Quando la pillola era stata lanciata sul mercato, poco più di cinquant'anni prima, c'erano state molte manifestazioni, e alcune di queste erano entrate nella storia. Erano cose che si studiavano a scuola: nonostante le proteste si fossero trasformate in autentiche carneficine, nessuno era mai riuscito a bloccare i Pazienti, né tantomeno a rallentare la crescita sempre più vertiginosa di quel farmaco miracoloso. Nessuno sciopero era mai servito davvero, nessuna manifestazione Insana si era mai rivelata efficace. Quello era il tempo dei Pazienti, e niente avrebbe potuto sradicarli dalle loro convinzioni.
«Gli Insani non sono pericolosi» aveva detto la Common, «sono solo ignoranti». Ed era vero. Una gran parte degli Insani era davvero ignorante; il resto era disunito, ognuno la pensava in maniera diversa dagli altri. C'era chi rifiutava la pillola perché gli era stato insegnato così, perché era cresciuto con quelle idee ed era convinto che non ci fossero alternative; i più benestanti ritenevano che fosse un disonore essere paragonati a gente comune come operai, manovali, impiegati, spazzini e contadini, e non accettavano che tutti potessero avere le stesse opportunità e gli stessi diritti; i più anziani opponevano una naturale resistenza al corso degli eventi. E un altro filone di Insani sposava l'idea che la pillola dovesse essere distribuita solo a chi lo meritava davvero: chi si era sempre comportato bene, aveva sempre pagato le tasse e aveva una fedina penale perfettamente pulita.
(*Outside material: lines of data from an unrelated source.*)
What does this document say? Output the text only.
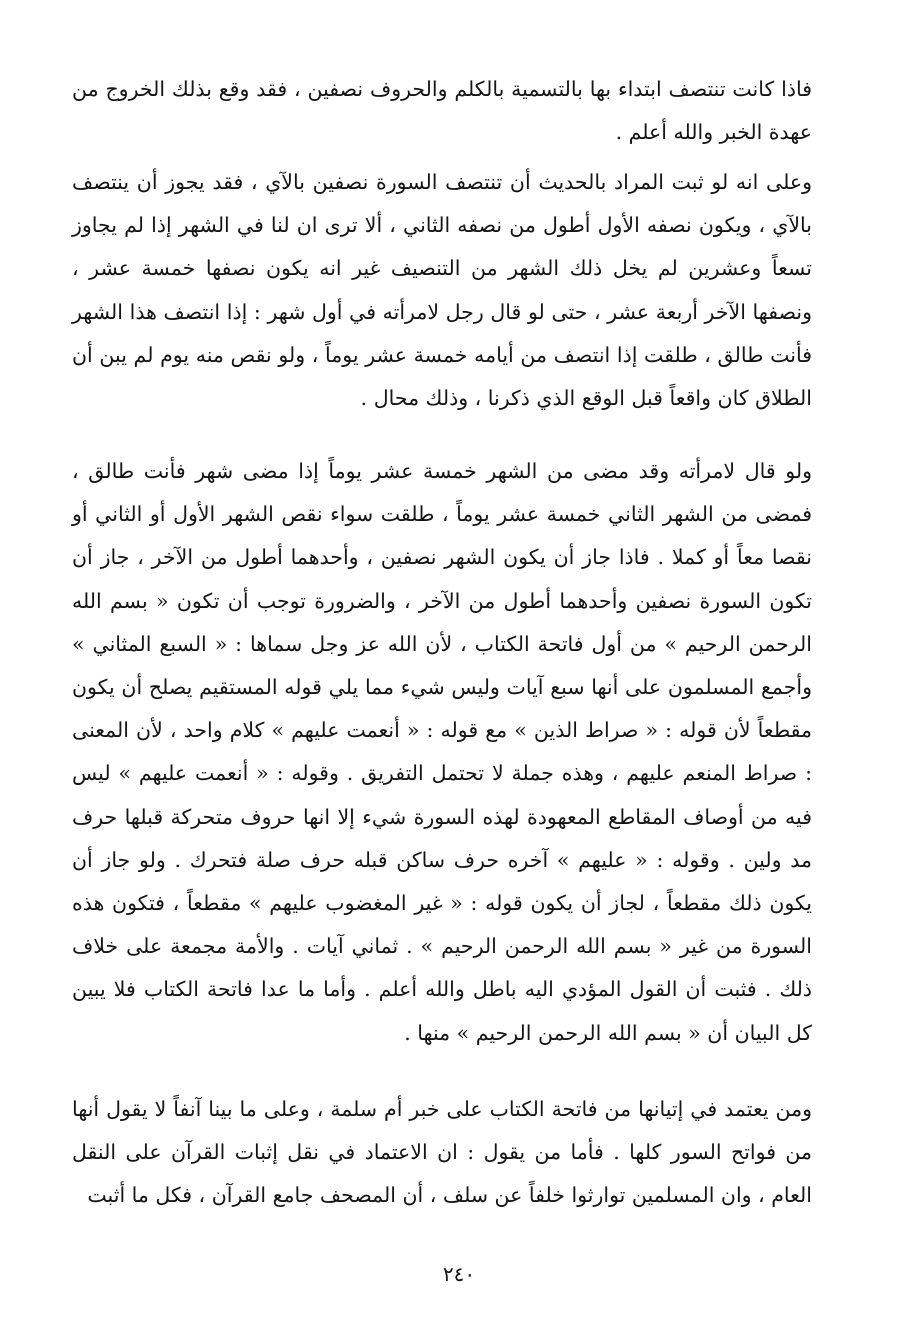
فاذا كانت تنتصف ابتداء بها بالتسمية بالكلم والحروف نصفين ، فقد وقع بذلك الخروج من عهدة الخبر والله أعلم .

وعلى انه لو ثبت المراد بالحديث أن تنتصف السورة نصفين بالآي ، فقد يجوز أن ينتصف بالآي ، ويكون نصفه الأول أطول من نصفه الثاني ، ألا ترى ان لنا في الشهر إذا لم يجاوز تسعاً وعشرين لم يخل ذلك الشهر من التنصيف غير انه يكون نصفها خمسة عشر ، ونصفها الآخر أربعة عشر ، حتى لو قال رجل لامرأته في أول شهر : إذا انتصف هذا الشهر فأنت طالق ، طلقت إذا انتصف من أيامه خمسة عشر يوماً ، ولو نقص منه يوم لم يبن أن الطلاق كان واقعاً قبل الوقع الذي ذكرنا ، وذلك محال .

ولو قال لامرأته وقد مضى من الشهر خمسة عشر يوماً إذا مضى شهر فأنت طالق ، فمضى من الشهر الثاني خمسة عشر يوماً ، طلقت سواء نقص الشهر الأول أو الثاني أو نقصا معاً أو كملا . فاذا جاز أن يكون الشهر نصفين ، وأحدهما أطول من الآخر ، جاز أن تكون السورة نصفين وأحدهما أطول من الآخر ، والضرورة توجب أن تكون « بسم الله الرحمن الرحيم » من أول فاتحة الكتاب ، لأن الله عز وجل سماها : « السبع المثاني » وأجمع المسلمون على أنها سبع آيات وليس شيء مما يلي قوله المستقيم يصلح أن يكون مقطعاً لأن قوله : « صراط الذين » مع قوله : « أنعمت عليهم » كلام واحد ، لأن المعنى : صراط المنعم عليهم ، وهذه جملة لا تحتمل التفريق . وقوله : « أنعمت عليهم » ليس فيه من أوصاف المقاطع المعهودة لهذه السورة شيء إلا انها حروف متحركة قبلها حرف مد ولين . وقوله : « عليهم » آخره حرف ساكن قبله حرف صلة فتحرك . ولو جاز أن يكون ذلك مقطعاً ، لجاز أن يكون قوله : « غير المغضوب عليهم » مقطعاً ، فتكون هذه السورة من غير « بسم الله الرحمن الرحيم » . ثماني آيات . والأمة مجمعة على خلاف ذلك . فثبت أن القول المؤدي اليه باطل والله أعلم . وأما ما عدا فاتحة الكتاب فلا يبين كل البيان أن « بسم الله الرحمن الرحيم » منها .

ومن يعتمد في إتيانها من فاتحة الكتاب على خبر أم سلمة ، وعلى ما بينا آنفاً لا يقول أنها من فواتح السور كلها . فأما من يقول : ان الاعتماد في نقل إثبات القرآن على النقل العام ، وان المسلمين توارثوا خلفاً عن سلف ، أن المصحف جامع القرآن ، فكل ما أثبت

٢٤٠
Quanto a Neil, per lui le cose stavano in modo ancora diverso. Semplicemente, lui non voleva dipendere da una pillola, non voleva che la sua natura venisse edulcorata, non voleva mutare il suo corpo e il suo spirito, seppur odiasse quasi tutto di sé. La società Paziente, così perfetta e senza ombre, lo inquietava.
«Quella gente non ha più una personalità» gli diceva spesso Anandria, che la pensava come lui. Era vero. I Pazienti erano riusciti ad azzerare ogni distanza – sociale, fisica o morale che fosse. E adesso erano tutti uguali.
Anandria. Chissà come stava.
Neil gettò uno sguardo all'orologio appeso alla parete. Non erano neanche le tre e mezza e già non ne poteva più di quella giornata. Si spostò in cucina, sollevò la cornetta del telefono e compose il numero dell'amica.
«Pronto?»
Neil esitò. Non si aspettava che Anandria fosse in casa e che gli rispondesse.
«Pronto, chi è?»
«Anna?»
«Neil?»
Neil sorrise. «Sì! Che ci fai a casa?»
«E tu perché hai chiamato?» lo prese in giro lei. «Comunque c'è stato un guasto a un impianto e il ristorante stasera resterà chiuso. Mi hanno appena mandato via. Ti avrei chiamato tra poco.»
«Ottimo. Ti va di uscire?»
Anandria tacque per un paio di secondi. «Mmh, sì, ma prima delle sei e mezza non ce la faccio. Vorrei sistemare un po' di faccende a casa.»
«Vada per le sei e mezza. A tra poco!»
«A dopo» lo salutò lei.
Neil riagganciò, alleggerito. Era da tanto, troppo tempo che non vedeva la sua migliore amica. Corse in camera, euforico, e si affacciò alla finestra in attesa che l'ora dell'appuntamento arrivasse. Fuori impazzava il solito caos di automobili, fumo e persone affaccendate sotto al cielo grigio che minacciava di piovere.